I lack ArcDesktop on my laptop.  At development time months ago, I was in need of the web ADF for the DOTNET environment on my laptop so I went ahead and uninstalled the build of the Desktop environment that I was running so that I could get Server running and get access to that API.  So now, three weeks after graduation I want to go back and work on updating a custom tool I built back in April, but to do that I need to drive back to Akron (I “relocated” back to Columbus over the holiday weekend).  I’ll spare you the techno babble for now except to say that I am passing on rebuilding the tool in flex and I’m not really interested in developing a user interface blind, so I’m not building in Python or Eclipse, which brings us back to the DOTNET environment; cycles after all.

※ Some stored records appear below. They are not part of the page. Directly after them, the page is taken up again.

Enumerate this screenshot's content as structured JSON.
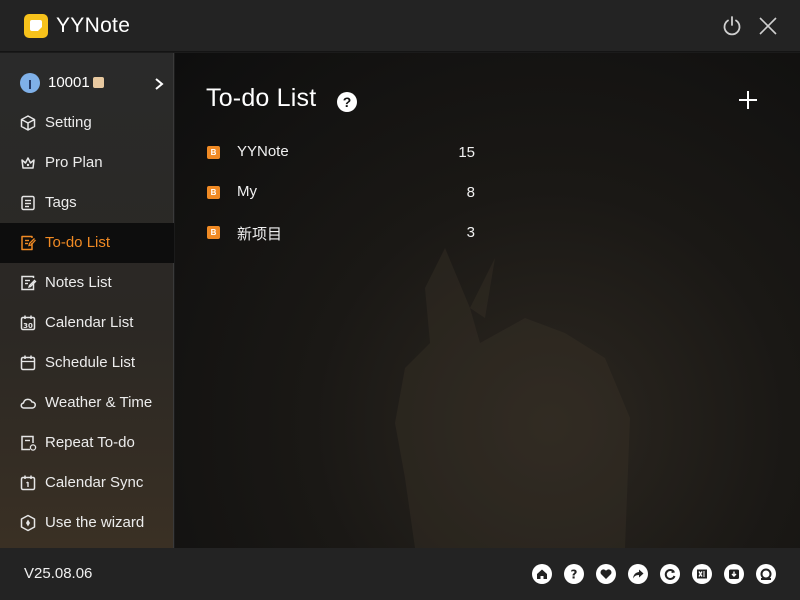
{
  "app": {
    "title": "YYNote",
    "brand_color": "#f7c21b",
    "accent_color": "#f08a24"
  },
  "titlebar": {
    "icons": [
      "app-logo-icon",
      "power-icon",
      "close-icon"
    ]
  },
  "sidebar": {
    "user": {
      "id": "10001",
      "icons": [
        "avatar-icon",
        "membership-badge-icon",
        "chevron-right-icon"
      ]
    },
    "items": [
      {
        "label": "Setting",
        "icon": "cube-icon",
        "active": false
      },
      {
        "label": "Pro Plan",
        "icon": "crown-icon",
        "active": false
      },
      {
        "label": "Tags",
        "icon": "tag-list-icon",
        "active": false
      },
      {
        "label": "To-do List",
        "icon": "todo-list-icon",
        "active": true
      },
      {
        "label": "Notes List",
        "icon": "notes-list-icon",
        "active": false
      },
      {
        "label": "Calendar List",
        "icon": "calendar-30-icon",
        "active": false
      },
      {
        "label": "Schedule List",
        "icon": "schedule-calendar-icon",
        "active": false
      },
      {
        "label": "Weather & Time",
        "icon": "cloud-icon",
        "active": false
      },
      {
        "label": "Repeat To-do",
        "icon": "repeat-doc-icon",
        "active": false
      },
      {
        "label": "Calendar Sync",
        "icon": "calendar-sync-icon",
        "active": false
      },
      {
        "label": "Use the wizard",
        "icon": "wizard-icon",
        "active": false
      }
    ]
  },
  "main": {
    "title": "To-do List",
    "help_label": "?",
    "add_icon": "plus-icon",
    "rows": [
      {
        "badge": "B",
        "name": "YYNote",
        "count": "15"
      },
      {
        "badge": "B",
        "name": "My",
        "count": "8"
      },
      {
        "badge": "B",
        "name": "新项目",
        "count": "3"
      }
    ]
  },
  "footer": {
    "version": "V25.08.06",
    "icons": [
      "home-icon",
      "help-icon",
      "heart-icon",
      "share-icon",
      "refresh-icon",
      "excel-export-icon",
      "download-icon",
      "support-icon"
    ]
  }
}
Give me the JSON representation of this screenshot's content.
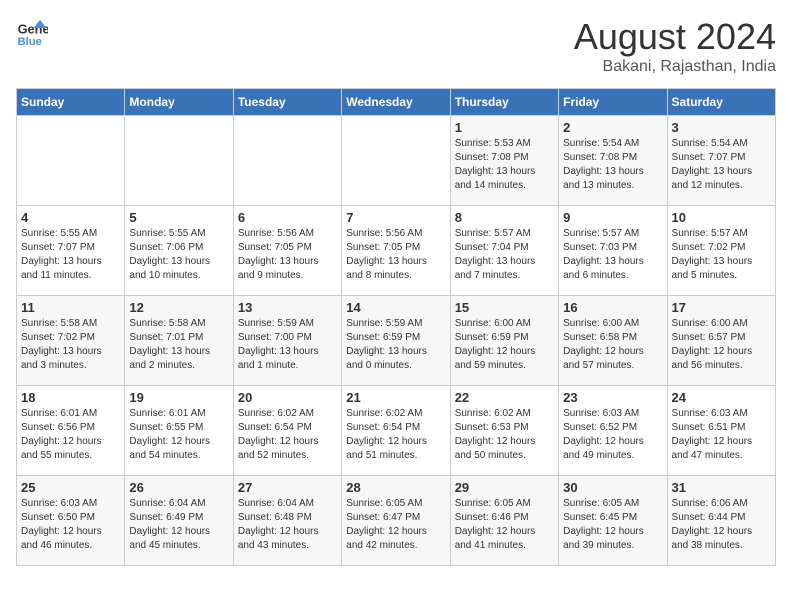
{
  "header": {
    "logo_line1": "General",
    "logo_line2": "Blue",
    "month": "August 2024",
    "location": "Bakani, Rajasthan, India"
  },
  "days_of_week": [
    "Sunday",
    "Monday",
    "Tuesday",
    "Wednesday",
    "Thursday",
    "Friday",
    "Saturday"
  ],
  "weeks": [
    [
      {
        "day": "",
        "info": ""
      },
      {
        "day": "",
        "info": ""
      },
      {
        "day": "",
        "info": ""
      },
      {
        "day": "",
        "info": ""
      },
      {
        "day": "1",
        "info": "Sunrise: 5:53 AM\nSunset: 7:08 PM\nDaylight: 13 hours\nand 14 minutes."
      },
      {
        "day": "2",
        "info": "Sunrise: 5:54 AM\nSunset: 7:08 PM\nDaylight: 13 hours\nand 13 minutes."
      },
      {
        "day": "3",
        "info": "Sunrise: 5:54 AM\nSunset: 7:07 PM\nDaylight: 13 hours\nand 12 minutes."
      }
    ],
    [
      {
        "day": "4",
        "info": "Sunrise: 5:55 AM\nSunset: 7:07 PM\nDaylight: 13 hours\nand 11 minutes."
      },
      {
        "day": "5",
        "info": "Sunrise: 5:55 AM\nSunset: 7:06 PM\nDaylight: 13 hours\nand 10 minutes."
      },
      {
        "day": "6",
        "info": "Sunrise: 5:56 AM\nSunset: 7:05 PM\nDaylight: 13 hours\nand 9 minutes."
      },
      {
        "day": "7",
        "info": "Sunrise: 5:56 AM\nSunset: 7:05 PM\nDaylight: 13 hours\nand 8 minutes."
      },
      {
        "day": "8",
        "info": "Sunrise: 5:57 AM\nSunset: 7:04 PM\nDaylight: 13 hours\nand 7 minutes."
      },
      {
        "day": "9",
        "info": "Sunrise: 5:57 AM\nSunset: 7:03 PM\nDaylight: 13 hours\nand 6 minutes."
      },
      {
        "day": "10",
        "info": "Sunrise: 5:57 AM\nSunset: 7:02 PM\nDaylight: 13 hours\nand 5 minutes."
      }
    ],
    [
      {
        "day": "11",
        "info": "Sunrise: 5:58 AM\nSunset: 7:02 PM\nDaylight: 13 hours\nand 3 minutes."
      },
      {
        "day": "12",
        "info": "Sunrise: 5:58 AM\nSunset: 7:01 PM\nDaylight: 13 hours\nand 2 minutes."
      },
      {
        "day": "13",
        "info": "Sunrise: 5:59 AM\nSunset: 7:00 PM\nDaylight: 13 hours\nand 1 minute."
      },
      {
        "day": "14",
        "info": "Sunrise: 5:59 AM\nSunset: 6:59 PM\nDaylight: 13 hours\nand 0 minutes."
      },
      {
        "day": "15",
        "info": "Sunrise: 6:00 AM\nSunset: 6:59 PM\nDaylight: 12 hours\nand 59 minutes."
      },
      {
        "day": "16",
        "info": "Sunrise: 6:00 AM\nSunset: 6:58 PM\nDaylight: 12 hours\nand 57 minutes."
      },
      {
        "day": "17",
        "info": "Sunrise: 6:00 AM\nSunset: 6:57 PM\nDaylight: 12 hours\nand 56 minutes."
      }
    ],
    [
      {
        "day": "18",
        "info": "Sunrise: 6:01 AM\nSunset: 6:56 PM\nDaylight: 12 hours\nand 55 minutes."
      },
      {
        "day": "19",
        "info": "Sunrise: 6:01 AM\nSunset: 6:55 PM\nDaylight: 12 hours\nand 54 minutes."
      },
      {
        "day": "20",
        "info": "Sunrise: 6:02 AM\nSunset: 6:54 PM\nDaylight: 12 hours\nand 52 minutes."
      },
      {
        "day": "21",
        "info": "Sunrise: 6:02 AM\nSunset: 6:54 PM\nDaylight: 12 hours\nand 51 minutes."
      },
      {
        "day": "22",
        "info": "Sunrise: 6:02 AM\nSunset: 6:53 PM\nDaylight: 12 hours\nand 50 minutes."
      },
      {
        "day": "23",
        "info": "Sunrise: 6:03 AM\nSunset: 6:52 PM\nDaylight: 12 hours\nand 49 minutes."
      },
      {
        "day": "24",
        "info": "Sunrise: 6:03 AM\nSunset: 6:51 PM\nDaylight: 12 hours\nand 47 minutes."
      }
    ],
    [
      {
        "day": "25",
        "info": "Sunrise: 6:03 AM\nSunset: 6:50 PM\nDaylight: 12 hours\nand 46 minutes."
      },
      {
        "day": "26",
        "info": "Sunrise: 6:04 AM\nSunset: 6:49 PM\nDaylight: 12 hours\nand 45 minutes."
      },
      {
        "day": "27",
        "info": "Sunrise: 6:04 AM\nSunset: 6:48 PM\nDaylight: 12 hours\nand 43 minutes."
      },
      {
        "day": "28",
        "info": "Sunrise: 6:05 AM\nSunset: 6:47 PM\nDaylight: 12 hours\nand 42 minutes."
      },
      {
        "day": "29",
        "info": "Sunrise: 6:05 AM\nSunset: 6:46 PM\nDaylight: 12 hours\nand 41 minutes."
      },
      {
        "day": "30",
        "info": "Sunrise: 6:05 AM\nSunset: 6:45 PM\nDaylight: 12 hours\nand 39 minutes."
      },
      {
        "day": "31",
        "info": "Sunrise: 6:06 AM\nSunset: 6:44 PM\nDaylight: 12 hours\nand 38 minutes."
      }
    ]
  ]
}
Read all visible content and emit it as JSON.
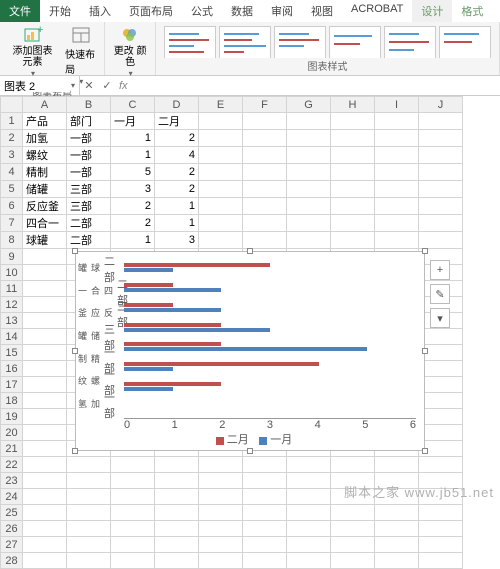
{
  "tabs": {
    "file": "文件",
    "home": "开始",
    "insert": "插入",
    "layout": "页面布局",
    "formula": "公式",
    "data": "数据",
    "review": "审阅",
    "view": "视图",
    "acrobat": "ACROBAT",
    "design": "设计",
    "format": "格式"
  },
  "toolbar": {
    "add_element": "添加图表\n元素",
    "quick_layout": "快速布局",
    "change_colors": "更改\n颜色",
    "group_layout": "图表布局",
    "group_styles": "图表样式"
  },
  "namebox": "图表 2",
  "headers": [
    "A",
    "B",
    "C",
    "D",
    "E",
    "F",
    "G",
    "H",
    "I",
    "J"
  ],
  "rows": [
    {
      "n": 1,
      "a": "产品",
      "b": "部门",
      "c": "一月",
      "d": "二月"
    },
    {
      "n": 2,
      "a": "加氢",
      "b": "一部",
      "c": "1",
      "d": "2"
    },
    {
      "n": 3,
      "a": "螺纹",
      "b": "一部",
      "c": "1",
      "d": "4"
    },
    {
      "n": 4,
      "a": "精制",
      "b": "一部",
      "c": "5",
      "d": "2"
    },
    {
      "n": 5,
      "a": "储罐",
      "b": "三部",
      "c": "3",
      "d": "2"
    },
    {
      "n": 6,
      "a": "反应釜",
      "b": "三部",
      "c": "2",
      "d": "1"
    },
    {
      "n": 7,
      "a": "四合一",
      "b": "二部",
      "c": "2",
      "d": "1"
    },
    {
      "n": 8,
      "a": "球罐",
      "b": "二部",
      "c": "1",
      "d": "3"
    }
  ],
  "empty_rows": [
    9,
    10,
    11,
    12,
    13,
    14,
    15,
    16,
    17,
    18,
    19,
    20,
    21,
    22,
    23,
    24,
    25,
    26,
    27,
    28
  ],
  "chart_data": {
    "type": "bar",
    "orientation": "horizontal",
    "categories": [
      "球罐 二部",
      "四合一 二部",
      "反应釜 三部",
      "储罐 三部",
      "精制 一部",
      "螺纹 一部",
      "加氢 一部"
    ],
    "series": [
      {
        "name": "二月",
        "color": "#c0504d",
        "values": [
          3,
          1,
          1,
          2,
          2,
          4,
          2
        ]
      },
      {
        "name": "一月",
        "color": "#4f81bd",
        "values": [
          1,
          2,
          2,
          3,
          5,
          1,
          1
        ]
      }
    ],
    "xlim": [
      0,
      6
    ],
    "xticks": [
      0,
      1,
      2,
      3,
      4,
      5,
      6
    ]
  },
  "ylab_pairs": [
    [
      "球罐",
      "二部"
    ],
    [
      "四合一",
      "二部"
    ],
    [
      "反应釜",
      "三部"
    ],
    [
      "储罐",
      "三部"
    ],
    [
      "精制",
      "一部"
    ],
    [
      "螺纹",
      "一部"
    ],
    [
      "加氢",
      "一部"
    ]
  ],
  "legend": {
    "s1": "二月",
    "s2": "一月"
  },
  "watermark": "脚本之家 www.jb51.net"
}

So the drive back here this morning did give me the opportunity to process the fact that Columbus isn’t home anymore.  The landscape is still similar enough to when I left that I recognize it, but it just feels a bit foreign now.  And so I’m in Akron, a city I was very recently all too eager to get out of, trying to figure out how I can eek out and find an interesting gig in this Shrinking waning region of the country.

And THERE it is folks, the official declaration, I will relocate for/to the highest bidder, and I have locations that are higher than others on my “big board” but Akron/Cleveland are higher on the list than my hometown of Columbus (neither are number 1)


Ethics and Professionalism

So today I am working on the GIS Certification Institute application to become a Geographic Information Systems Professional.  Being completely honest here, the application is a complete pain in the … as it were.  Having gone through a number of other certification programs, this is by far the worst I’ve ever worked on.  Hopefully from here on out it will go smoothly, but griping about that isn’t the point of this post.  The point here falls more to the academic side where I’m still sitting.

So the story…  I’ve been sitting in the lab all morning plugging away at the application, and there are a number of students in the main instructional lab presumably working on homework for summer session classes or their theses.  Still it seems that every time I walk into the lab to get to the printer, or to speak with faculty about any number of topics that I’m working on back here, I get inundated with the “how do you do..” questions, which is all well and good when an undergraduate student who has never had a GIS class asks or when the task is marginally complex, but some of the things that I’m getting asked are fairly self explanatory if you spend a minute to figure out what you’re doing.

And here’s where the ethics comes into play here; finally you’re saying.  If I point click the students through the task they won’t learn anything, if I point click them through it they aren’t even doing their work.  So lets call this my official declaration that I’m not going to help students anymore here in Akron — I’ll help point you to where the information that will help you answer the question is, but I’m not going to answer it; cowboy up and solve the problem yourself.  That’s why you’re here on your “summer break” anyway.  I say this as an ethics thing because I’m considering it part of my professional contribution to the “faith”.  Time for y’all to “get some” for yourselves.  Good luck and happy hunting.